Piedmont Community College
- Type: Public community college
- Established: 1970
- Parent institution: North Carolina Community College System
- President: Kevin E. Lee
- Location: Roxboro, North Carolina, United States
- Colors: Forest Green and White
- Nickname: PCC
- Mascot: Pacer
- Website: www.piedmontcc.edu

= Piedmont Community College =

College in Roxboro, North Carolina, United States

Piedmont Community College (PCC) is a public community college in Roxboro, North Carolina. It is part of the North Carolina Community College System. It serves Person County, where its main campus is located, and Caswell County, which hosts a branch campus in Yanceyville.

Founded in 1970, the college serves students through its curriculum programs, which lead to associate degrees, diplomas, and certificates. Over 8,900 people are served annually through the college’s programs.

== History ==
PCC was established on July 1, 1970, and was originally named Person County Technical Institute. It was founded through the efforts of progressive-minded citizens in Person County who sought to create a local institution for higher education and job training.

Key milestones in the college's history include:

- 1970: The college opened with its first full-time students (266 enrolled in September).
- 1971: The name changed to Piedmont Technical Institute.
- 1985: The college expanded its service area to include Caswell County.
- 1987-88: The college’s name changed to Piedmont Community College (PCC).
- 1988: The Caswell County campus opened.
- 2000: PCC curriculum enrollment increased by 40% over four years, marking significant growth.
- 2020: PCC celebrated 50 years of education.
- 2024: PCC saw its highest enrollment growth in 10 years, 13%.

== Presidents ==
- Craven H. Sumerell, 1970–1973
- Edward W. Cox, 1973–1987
- H. James Owen, 1987 - June 2009
- Walter C. Bartlett, July 2009 – July 2017
- Pamela G. Senegal, July 2017 – February 2025
- Kenneth Boham (interim), March 2025 – August 2025
- Kevin E. Lee, August 2025 – Present

== Academics ==

Students at PCC can earn associate degrees and certificates in 27 fields of study, with popular programs including Liberal Arts and Sciences/Liberal Studies, Registered Nursing, and Medical/Clinical Assistant.

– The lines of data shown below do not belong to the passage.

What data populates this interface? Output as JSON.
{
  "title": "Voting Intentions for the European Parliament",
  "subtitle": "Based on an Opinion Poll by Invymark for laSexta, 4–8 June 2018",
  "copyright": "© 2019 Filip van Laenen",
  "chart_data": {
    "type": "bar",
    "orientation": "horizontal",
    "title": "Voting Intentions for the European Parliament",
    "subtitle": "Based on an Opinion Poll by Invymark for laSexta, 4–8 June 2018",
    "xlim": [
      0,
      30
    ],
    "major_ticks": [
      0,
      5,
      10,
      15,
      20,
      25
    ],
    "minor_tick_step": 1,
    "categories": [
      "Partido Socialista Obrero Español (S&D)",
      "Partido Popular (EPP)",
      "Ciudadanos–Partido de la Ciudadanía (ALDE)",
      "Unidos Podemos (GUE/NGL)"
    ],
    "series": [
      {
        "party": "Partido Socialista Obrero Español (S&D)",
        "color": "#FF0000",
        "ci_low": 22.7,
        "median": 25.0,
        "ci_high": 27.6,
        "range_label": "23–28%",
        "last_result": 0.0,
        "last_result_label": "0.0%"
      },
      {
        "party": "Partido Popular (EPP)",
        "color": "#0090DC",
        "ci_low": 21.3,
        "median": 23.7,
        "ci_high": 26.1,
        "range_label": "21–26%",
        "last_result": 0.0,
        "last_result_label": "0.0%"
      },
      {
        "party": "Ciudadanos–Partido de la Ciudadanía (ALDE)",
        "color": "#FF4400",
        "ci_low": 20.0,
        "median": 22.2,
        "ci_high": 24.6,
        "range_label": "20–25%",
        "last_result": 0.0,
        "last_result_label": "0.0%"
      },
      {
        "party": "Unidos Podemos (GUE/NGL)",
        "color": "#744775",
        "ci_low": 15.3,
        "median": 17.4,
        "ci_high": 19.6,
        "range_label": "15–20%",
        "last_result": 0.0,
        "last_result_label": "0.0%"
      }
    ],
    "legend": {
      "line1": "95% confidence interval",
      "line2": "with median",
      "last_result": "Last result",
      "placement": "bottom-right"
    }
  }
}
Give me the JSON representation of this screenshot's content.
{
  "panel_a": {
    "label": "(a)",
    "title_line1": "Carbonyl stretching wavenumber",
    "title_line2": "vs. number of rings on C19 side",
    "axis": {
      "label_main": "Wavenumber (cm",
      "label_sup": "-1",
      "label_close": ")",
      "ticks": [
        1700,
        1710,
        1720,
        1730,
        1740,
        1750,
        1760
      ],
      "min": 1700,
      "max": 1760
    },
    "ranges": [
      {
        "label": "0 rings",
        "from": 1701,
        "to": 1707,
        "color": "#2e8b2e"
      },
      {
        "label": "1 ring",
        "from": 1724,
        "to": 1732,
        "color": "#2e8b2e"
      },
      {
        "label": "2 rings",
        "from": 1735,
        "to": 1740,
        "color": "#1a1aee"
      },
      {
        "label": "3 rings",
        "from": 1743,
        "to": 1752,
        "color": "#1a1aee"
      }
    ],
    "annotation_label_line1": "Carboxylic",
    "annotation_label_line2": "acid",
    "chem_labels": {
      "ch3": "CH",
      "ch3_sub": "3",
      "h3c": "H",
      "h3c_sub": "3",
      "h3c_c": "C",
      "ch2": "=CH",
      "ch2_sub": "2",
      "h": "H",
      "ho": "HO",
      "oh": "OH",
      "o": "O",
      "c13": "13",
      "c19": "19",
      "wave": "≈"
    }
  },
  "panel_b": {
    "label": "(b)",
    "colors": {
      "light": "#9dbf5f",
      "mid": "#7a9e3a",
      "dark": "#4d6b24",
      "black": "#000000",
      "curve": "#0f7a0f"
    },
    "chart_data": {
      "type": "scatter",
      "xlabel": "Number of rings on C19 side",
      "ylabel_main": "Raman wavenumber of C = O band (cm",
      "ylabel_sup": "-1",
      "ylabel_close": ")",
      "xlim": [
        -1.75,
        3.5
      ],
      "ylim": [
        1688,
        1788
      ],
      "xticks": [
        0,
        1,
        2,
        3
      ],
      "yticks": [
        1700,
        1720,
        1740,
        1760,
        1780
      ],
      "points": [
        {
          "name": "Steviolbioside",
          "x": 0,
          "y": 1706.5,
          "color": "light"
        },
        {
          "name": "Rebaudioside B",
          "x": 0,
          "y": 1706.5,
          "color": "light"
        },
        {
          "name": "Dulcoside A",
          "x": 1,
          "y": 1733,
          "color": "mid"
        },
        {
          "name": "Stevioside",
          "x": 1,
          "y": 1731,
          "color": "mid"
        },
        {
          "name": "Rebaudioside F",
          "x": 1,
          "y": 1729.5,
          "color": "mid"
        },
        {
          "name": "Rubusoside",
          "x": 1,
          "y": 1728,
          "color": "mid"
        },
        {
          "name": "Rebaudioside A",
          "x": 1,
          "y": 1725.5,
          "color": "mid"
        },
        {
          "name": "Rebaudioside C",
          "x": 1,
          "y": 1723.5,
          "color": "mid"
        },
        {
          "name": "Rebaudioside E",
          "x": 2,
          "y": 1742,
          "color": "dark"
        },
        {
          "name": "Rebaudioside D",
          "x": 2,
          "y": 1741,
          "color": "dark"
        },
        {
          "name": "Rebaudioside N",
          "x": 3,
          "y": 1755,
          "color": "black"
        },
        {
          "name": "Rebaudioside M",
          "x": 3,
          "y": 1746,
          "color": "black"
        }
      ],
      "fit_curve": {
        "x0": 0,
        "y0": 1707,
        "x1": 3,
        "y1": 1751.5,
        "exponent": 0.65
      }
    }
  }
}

The college also provides a transfer program for students aiming to pursue bachelor's degrees at four-year institutions. Additionally, high school students have the opportunity to access college-level instruction through special programs established by the NC General Assembly.

PCC is accredited by the Southern Association of Colleges and Schools Commission on Colleges (SACSCOC) to award associate degrees, diplomas, and certificates.

== Campuses ==
=== Main campus ===
The main campus is located at 1715 College Drive in Roxboro near Northern Middle School and spans 178 acres. It consists of 13 buildings, most of which contain classrooms and faculty offices. Other buildings include Student Services, a bookstore, a learning resource center, and a child care facility. The campus also features specialized facilities, such as science and technology labs, a welding lab, a 2,300-square-foot auditorium, and a 3,000-square-foot multi-purpose room with a kitchen.

==== Business Development & Entrepreneurship Center ====
The Business Development and Entrepreneurship Center (BDEC) is located in uptown Roxboro. It provides business counseling and services for businesses in the early stages of development. The center also houses the Small Business Center, an employability lab, and Career and College Readiness (CCR) programs.

====Center for Health, Advanced Technology and Trades====
The Center for Health, Advanced Technology, and Trades (CHATT) is a planned facility under construction in 2025 in Timberlake. It will include a hospital simulation and training area, modern manufacturing equipment, and expanded space, designed to serve as a state-of-the-art facility. The additional space will support programs such as welding and advanced manufacturing, enabling the college to accommodate more students and offer a safer training environment.

=== Caswell County campus ===

The Caswell County campus is located at 331 Piedmont Drive in Yanceyville, just off NC 62, and spans 15 acres. It consists of two buildings: Building K, which houses administration, Student Development, a snack bar, the Learning Commons, offices, labs, a lactation room, classrooms, and an employability lab; and Building P, which contains offices, labs, and classrooms.

The campus serves both adult learners and high school students. Adults can pursue courses and programs for personal and professional growth, while high school students can participate in the Career and College Promise (CCP) program to earn a certificate, diploma, or an associate’s degree. Its proximity to Bartlett Yancey High School further enhances educational opportunities for local students.

=== Future campus ===
====Center for Educational and Agricultural Development====
The Center for Educational and Agricultural Development (CEAD) is a future campus in Pelham with a 2026 occupancy target. CEAD will house the Agribusiness Technology Program and serve as a hub for agricultural education and community resources.

The first phase, fully funded and launched in 2022, includes a food hub in partnership with 4P Foods and incubator farm plots for students and community members. Future plans include an education building, the youth agriculture program BLAST!, a welding and small engine repair lab, a health clinic, an ADA-compliant emergency shelter, food retail opportunities, and walking trails.